Israel Flying High at Air Show
A remote control limitary force and a C-Music pod for civilian aircraft are only two of several made-in-Israel innovations that are sweeping the Paris Air Show as the defense industry tries to improve its bulging exports of $7.2 billion.
The Israel Export Institute has invested nearly $2 million for a pavilion at the Air Show, which attracts more than 400,000 people from around the world.
Besides the Iron Dome rocket interceptor and the anti-tank missile Trophy system, Israeli companies are displaying several innovations for the first time.
Israel Aerospace Industries (IAI) is showing off its "missile farm" of its Barak-8 air defense system and ground-to-ground missile interceptors, such as Arrow 2 and Arrow 3, the Jumper and Lora artillery missiles, and a lightweight laser-guided bomb.

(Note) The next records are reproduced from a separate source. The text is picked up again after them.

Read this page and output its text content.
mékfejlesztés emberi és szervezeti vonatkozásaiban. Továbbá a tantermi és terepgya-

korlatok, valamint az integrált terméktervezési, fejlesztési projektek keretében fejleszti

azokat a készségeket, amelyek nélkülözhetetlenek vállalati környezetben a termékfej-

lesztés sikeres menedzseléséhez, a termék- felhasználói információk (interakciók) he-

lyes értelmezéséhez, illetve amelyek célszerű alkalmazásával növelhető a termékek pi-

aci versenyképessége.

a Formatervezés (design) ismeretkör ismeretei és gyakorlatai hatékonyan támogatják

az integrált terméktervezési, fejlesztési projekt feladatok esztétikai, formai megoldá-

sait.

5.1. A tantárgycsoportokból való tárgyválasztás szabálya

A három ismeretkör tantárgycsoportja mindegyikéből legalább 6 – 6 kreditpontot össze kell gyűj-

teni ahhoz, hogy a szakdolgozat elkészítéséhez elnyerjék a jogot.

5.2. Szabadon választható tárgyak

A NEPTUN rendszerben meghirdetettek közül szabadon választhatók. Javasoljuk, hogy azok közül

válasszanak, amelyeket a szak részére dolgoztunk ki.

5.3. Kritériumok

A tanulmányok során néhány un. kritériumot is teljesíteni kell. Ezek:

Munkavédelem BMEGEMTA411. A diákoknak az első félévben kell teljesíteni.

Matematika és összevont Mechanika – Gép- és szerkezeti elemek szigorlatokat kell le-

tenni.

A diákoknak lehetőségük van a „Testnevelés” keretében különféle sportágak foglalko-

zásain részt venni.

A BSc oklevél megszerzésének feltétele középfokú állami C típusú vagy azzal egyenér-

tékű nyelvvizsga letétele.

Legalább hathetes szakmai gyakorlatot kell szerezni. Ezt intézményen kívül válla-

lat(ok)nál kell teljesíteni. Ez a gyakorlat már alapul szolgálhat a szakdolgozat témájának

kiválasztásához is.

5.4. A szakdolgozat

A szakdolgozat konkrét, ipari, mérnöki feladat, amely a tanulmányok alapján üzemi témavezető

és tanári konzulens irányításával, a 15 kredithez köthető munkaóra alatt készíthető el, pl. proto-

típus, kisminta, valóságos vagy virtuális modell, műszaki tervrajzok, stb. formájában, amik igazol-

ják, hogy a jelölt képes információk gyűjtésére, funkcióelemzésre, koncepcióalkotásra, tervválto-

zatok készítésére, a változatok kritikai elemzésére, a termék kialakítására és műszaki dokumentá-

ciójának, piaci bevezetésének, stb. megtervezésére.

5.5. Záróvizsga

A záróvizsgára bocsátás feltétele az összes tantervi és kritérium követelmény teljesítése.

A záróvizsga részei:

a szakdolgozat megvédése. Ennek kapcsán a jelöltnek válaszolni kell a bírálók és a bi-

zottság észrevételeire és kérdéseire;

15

Elbit is unveiling its remote-controlled concept for seizing territory in the heart of an urban area. Its C-Music pod is designed to protect civilian airplanes from shoulder-launched missiles and is the first of its kind in the world. The system is to be installed by Israeli airlines.
Based on MUSIC systems currently in use on helicopters and medium turbo prop fixed wing aircraft, C-MUSIC’s technology creates a laser beam that is directed towards the tracked missile, effectively defeating the incoming threat,” according to Elbit. Its fully automatic operation has no impact on the flight crew workload.
Elbit already has won a multi-million dollar contract from an Italian company at the Air Show. Elettronica SpA ("Altronika") is participating in a project to protect airplanes with the MUSIC system.